Osserva in primo luogo la corte che se la statuizione del giudice di appello dovesse essere interpretata nei riportati termini, il ricorrente avrebbe dovuto formulare le proprie censure sotto il profilo della estraneità della statuizione al thema decidendum, atteso che la questione della rilevanza dell’eventuale falsità del documento ai fini della decisione di merito è devoluta esclusivamente al giudice del merito e non a quello della querela, il cui unico compito è quello di affermare o negare la falsità dell’atto, come si evince dal disposto dell’art. 222 c.p.c., secondo il quale solo se il giudice istruttore valuta rilevante il documento ai fini della decisione può autorizzare la proposizione della querela. Ne deriva che, interpretando la sentenza impugnata nei termini prospettati dal ricorrente, le censure risultano, comunque, inammissibili, perchè esclusivamente volte a contrastare – con argomenti di mero fatto – la valutazione della “rilevanza” del falso che, tuttavia, poggia su una motivazione articolata, coerente e immune da vizi logico-giuridici.

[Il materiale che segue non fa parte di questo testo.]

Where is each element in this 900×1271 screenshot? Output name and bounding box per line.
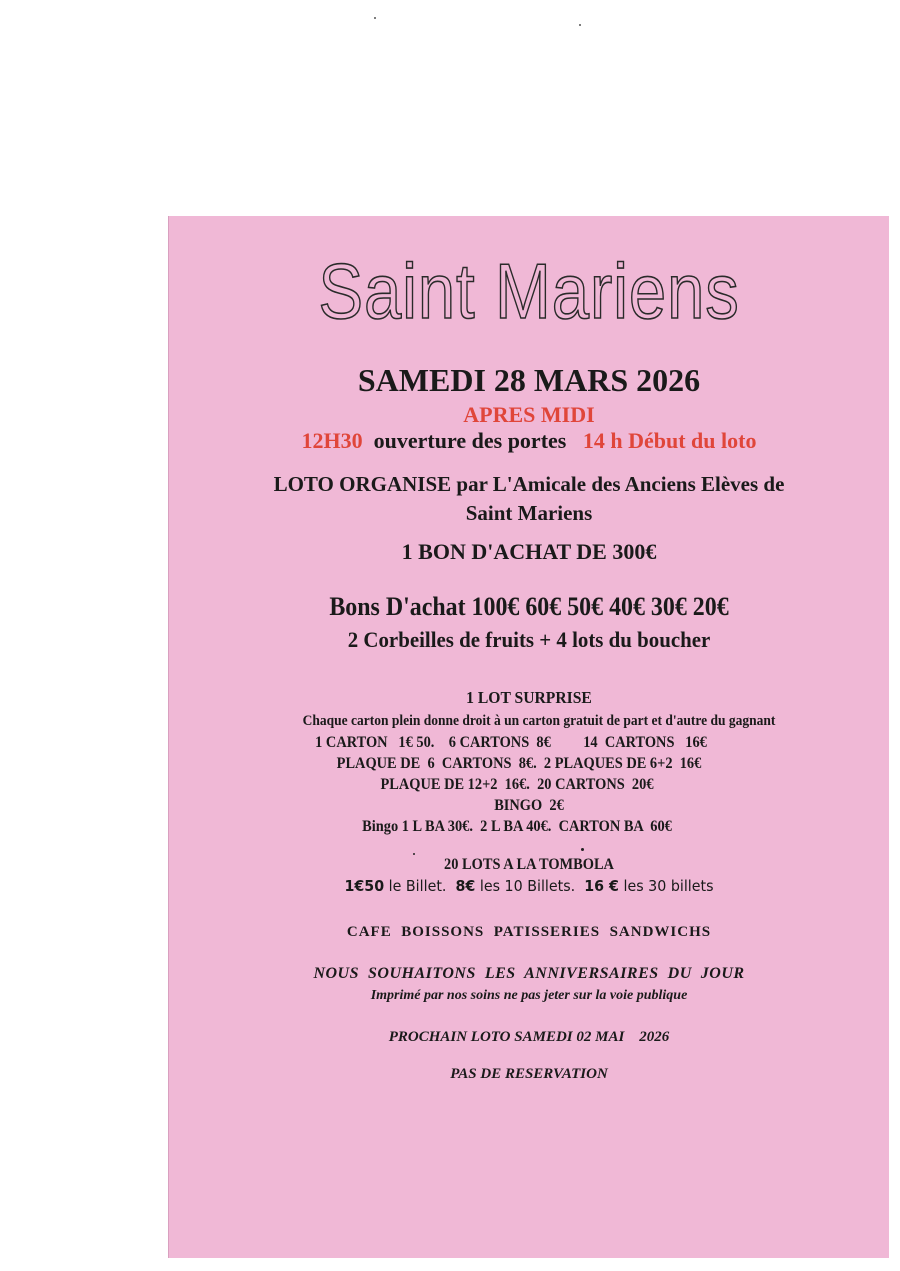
price-line-1: 1 CARTON 1€ 50. 6 CARTONS 8€ 14 CARTONS 16€ (315, 734, 707, 751)
scan-speck (581, 848, 584, 851)
tombola-price-3-text: les 30 billets (618, 877, 714, 895)
tombola-price-1-amount: 1€50 (344, 877, 385, 895)
organiser-line-1: LOTO ORGANISE par L'Amicale des Anciens Elèves de (273, 472, 785, 496)
flyer-title: Saint Mariens (318, 247, 740, 335)
tombola-prices (187, 877, 871, 895)
next-loto: PROCHAIN LOTO SAMEDI 02 MAI 2026 (388, 1029, 670, 1045)
start-text: 14 h Début du loto (582, 428, 757, 453)
organiser-block (169, 470, 889, 528)
tombola-price-2-amount: 8€ (455, 877, 476, 895)
surprise-lot: 1 LOT SURPRISE (466, 688, 592, 707)
schedule-line (169, 428, 889, 454)
scan-speck (374, 17, 376, 19)
loto-flyer (168, 216, 889, 1258)
tombola-title: 20 LOTS A LA TOMBOLA (444, 856, 614, 873)
anniversaries-line: NOUS SOUHAITONS LES ANNIVERSAIRES DU JOUR (313, 965, 745, 982)
organiser-line-2: Saint Mariens (465, 501, 593, 525)
baskets-line: 2 Corbeilles de fruits + 4 lots du boucher (347, 627, 711, 652)
no-reservation: PAS DE RESERVATION (450, 1066, 608, 1082)
tombola-price-1-text: le Billet. (384, 877, 456, 895)
main-prize: 1 BON D'ACHAT DE 300€ (401, 539, 657, 564)
apres-midi-label: APRES MIDI (463, 402, 595, 427)
price-line-5: Bingo 1 L BA 30€. 2 L BA 40€. CARTON BA 60€ (362, 818, 672, 835)
price-line-3: PLAQUE DE 12+2 16€. 20 CARTONS 20€ (380, 776, 654, 793)
rule-line: Chaque carton plein donne droit à un carton gratuit de part et d'autre du gagnant (302, 713, 776, 729)
scan-speck (413, 853, 415, 855)
refreshments-line: CAFE BOISSONS PATISSERIES SANDWICHS (346, 924, 712, 940)
tombola-price-3-amount: 16 € (584, 877, 619, 895)
open-time: 12H30 (301, 428, 363, 453)
price-line-2: PLAQUE DE 6 CARTONS 8€. 2 PLAQUES DE 6+2 16€ (336, 755, 702, 772)
scan-speck (579, 24, 581, 26)
price-line-4: BINGO 2€ (494, 797, 564, 814)
printed-notice: Imprimé par nos soins ne pas jeter sur la voie publique (370, 988, 688, 1003)
open-text: ouverture des portes (373, 428, 567, 453)
event-date: SAMEDI 28 MARS 2026 (357, 362, 701, 398)
vouchers-line: Bons D'achat 100€ 60€ 50€ 40€ 30€ 20€ (329, 592, 729, 621)
tombola-price-2-text: les 10 Billets. (475, 877, 585, 895)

Va peraltro osservato, per completezza, che le argomentazioni della sentenza impugnata sembrano per lo più volte ad escludere la stessa falsità del documento, perchè sottolineano che le discrepanze tra quanto riportato e quanto realmente avvenuto non sarebbero idonee a determinare una immutazione del vero in relazione a ciò che il documento deve rappresentare ai fini per i quali lo stesso è redatto. Rilevano i giudici di merito che non è in questione il fatto che sia stato effettuato il sopralluogo (e cioè l’an), ma solo il quando, per la erronea indicazione dell’orario e per il fatto che gli accertamenti non siano stati completati in un solo sopralluogo (solo il primo avvenuto alla presenza dell’interessato), ma anche attraverso altri accessi. Implicitamente la corte rileva che nessuna immutazione della realtà è avvenuta, allorché osserva che l’indicazione dell’orario è all’evidenza un errore materiale e che è giuridicamente lecita l’effettuazione di più sopralluoghi, anche non in presenza dell’interessato. Il relazione al cennato profilo motivazionale nessuna pertinente censura è stata formulata dal ricorrente, il quale ha impostato tutte le argomentazioni sulla rilevanza del preteso falso e sulla conseguente lesione dei suoi diritti di difesa, come dimostra la denunziata violazione delle leggi n. 689/81 e 898/86, questioni tutte attinenti al merito della causa di opposizione.
Deve quindi concludersi per il rigetto del ricorso principale e per la declaratoria di inammissibilità del ricorso incidentale.
Atteso l’esito del giudizio, le spese vanno integralmente compensate.
P.Q.M.
La corte, riuniti i ricorsi, rigetta il principale e dichiara inammissibile l’incidentale. Compensa le spese del giudizio.